MakerBot factory grand opening
- Industry City, home of MakerBot's new facility, was known as the Bush Terminal when it opened in the late 19th century. It served as a Brooklyn shipping hub and once housed The Topps Company, producers of Bazooka gum and several lines of trading cards.
- In recent years, Industry City has been revamped as a home for artisans and craft-oriented companies like MakerBot, which has moved through several locations in Brooklyn since its founding in 2009.
- Brooklyn borough president Eric Adams (center) cuts the ribbon at MakerBot's grand opening, as CEO Jonathan Jaglom waves to the crowd.
- MakerBot's first professional product was the Cupcake CNC, launched in 2009. Note the many small screws — MakerBot plant manager Diana Pincus says replacing them with parts that slide together has been a major priority.
- While the factory currently operates with 140 workers, CEO Jonathan Jaglom says it could operate with over 200 at full capacity.
- The Replicator Mini is the smallest and cheapest of MakerBot's designs. It can print items that are around 4 inches wide and long.
- MakerBot says it typically requires a high-school degree and a few years of general work experience in factory employees, who are trained on the job.
- Fans cool the MakerBot factory floor.
- Gray plastic jigs, printed by a MakerBot replicator, hold parts in place during assembly.
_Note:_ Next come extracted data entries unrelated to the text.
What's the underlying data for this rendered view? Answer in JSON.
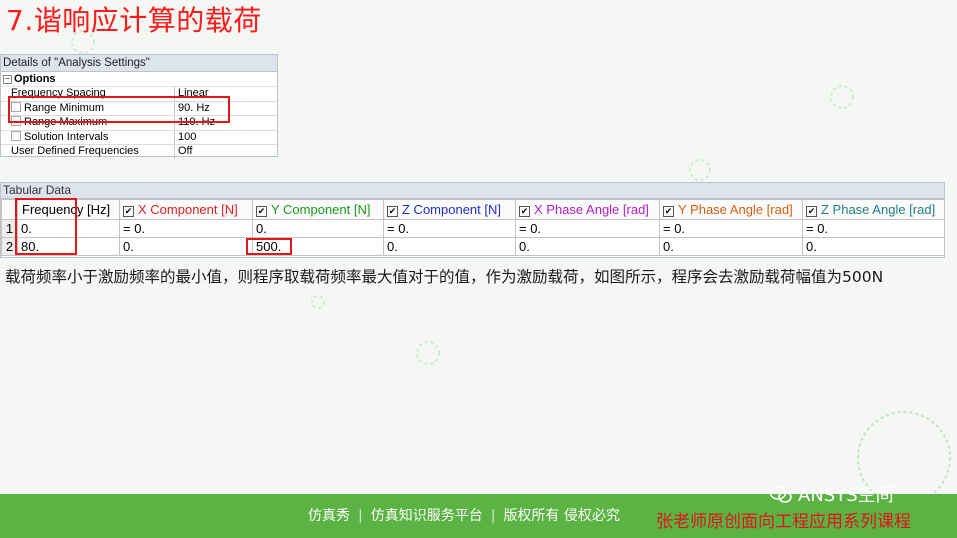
{
  "slide": {
    "title": "7.谐响应计算的载荷"
  },
  "details": {
    "header": "Details of \"Analysis Settings\"",
    "group_label": "Options",
    "group_toggle": "−",
    "rows": [
      {
        "key": "Frequency Spacing",
        "value": "Linear"
      },
      {
        "key": "Range Minimum",
        "value": "90. Hz"
      },
      {
        "key": "Range Maximum",
        "value": "110. Hz"
      },
      {
        "key": "Solution Intervals",
        "value": "100"
      },
      {
        "key": "User Defined Frequencies",
        "value": "Off"
      }
    ]
  },
  "tabular": {
    "header": "Tabular Data",
    "columns": [
      {
        "label": "Frequency [Hz]",
        "color": "#000000"
      },
      {
        "label": "X Component [N]",
        "color": "#e02020"
      },
      {
        "label": "Y Component [N]",
        "color": "#1a9a1a"
      },
      {
        "label": "Z Component [N]",
        "color": "#2030c0"
      },
      {
        "label": "X Phase Angle [rad]",
        "color": "#b020c0"
      },
      {
        "label": "Y Phase Angle [rad]",
        "color": "#d06010"
      },
      {
        "label": "Z Phase Angle [rad]",
        "color": "#208080"
      }
    ],
    "rows": [
      {
        "n": "1",
        "cells": [
          "0.",
          "= 0.",
          "0.",
          "= 0.",
          "= 0.",
          "= 0.",
          "= 0."
        ]
      },
      {
        "n": "2",
        "cells": [
          "80.",
          "0.",
          "500.",
          "0.",
          "0.",
          "0.",
          "0."
        ]
      }
    ]
  },
  "body_text": "载荷频率小于激励频率的最小值，则程序取载荷频率最大值对于的值，作为激励载荷，如图所示，程序会去激励载荷幅值为500N",
  "footer": {
    "links": [
      "仿真秀",
      "仿真知识服务平台",
      "版权所有 侵权必究"
    ],
    "separator": "|",
    "brand": "ANSYS空间",
    "course": "张老师原创面向工程应用系列课程"
  }
}
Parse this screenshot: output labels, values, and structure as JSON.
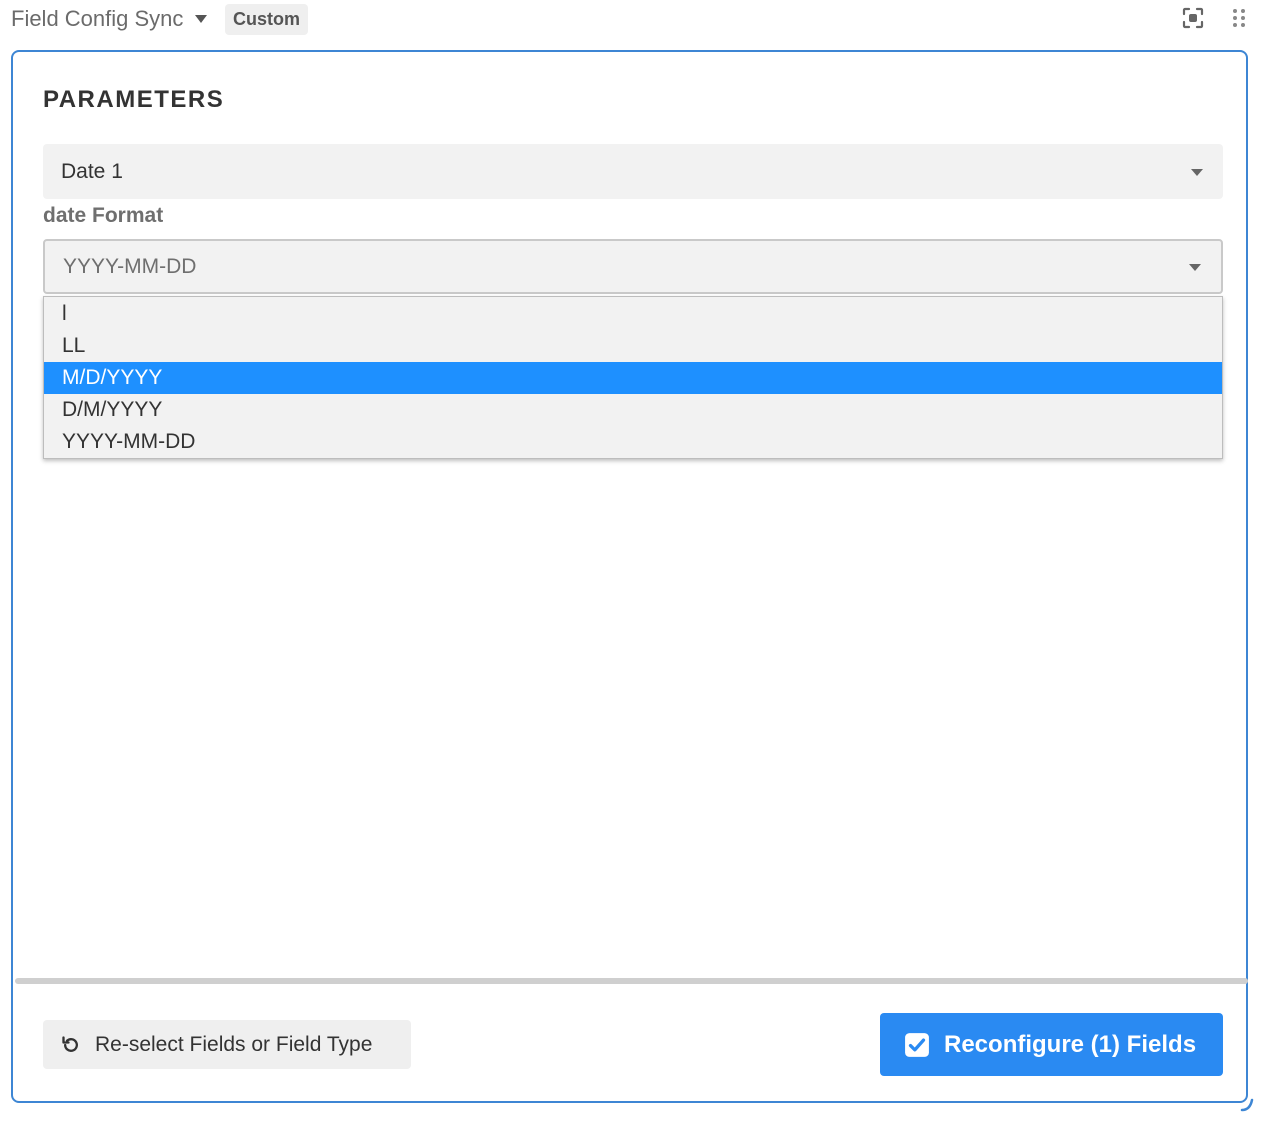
{
  "header": {
    "title": "Field Config Sync",
    "badge": "Custom",
    "icons": [
      "chevron-down-icon",
      "focus-icon",
      "drag-grip-icon"
    ]
  },
  "panel": {
    "section_title": "PARAMETERS",
    "field_select": {
      "value": "Date 1"
    },
    "date_format": {
      "label": "date Format",
      "value": "YYYY-MM-DD",
      "options": [
        "l",
        "LL",
        "M/D/YYYY",
        "D/M/YYYY",
        "YYYY-MM-DD"
      ],
      "highlighted": "M/D/YYYY"
    },
    "buttons": {
      "reselect_label": "Re-select Fields or Field Type",
      "reconfigure_label": "Reconfigure (1) Fields"
    }
  },
  "colors": {
    "accent": "#2a8af2",
    "panel_border": "#3d86d4",
    "highlight": "#1e90ff"
  }
}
- MakerBot won't reveal how long it takes to put together one of its printers, which are passed down several steps in an assembly line.
- This hammer isn't made of either wood or metal, but MakerBot sees adding more kinds of printable materials as one of the biggest new challenges in 3D printing.
- A testing ground for MakerBot's Smart Extruder printer heads, which were the subject of a class action lawsuit earlier this year.
- 3D-printed decorations adorn all parts of the MakerBot plant, from conference rooms to employees' computers.
- MakerBot's plant manager says the company changes products too often to efficiently program robots that would replace human workers on the assembly line.
- While the majority of the floor space is devoted to assembling products, the plant also includes offices, conference rooms, and presentation space.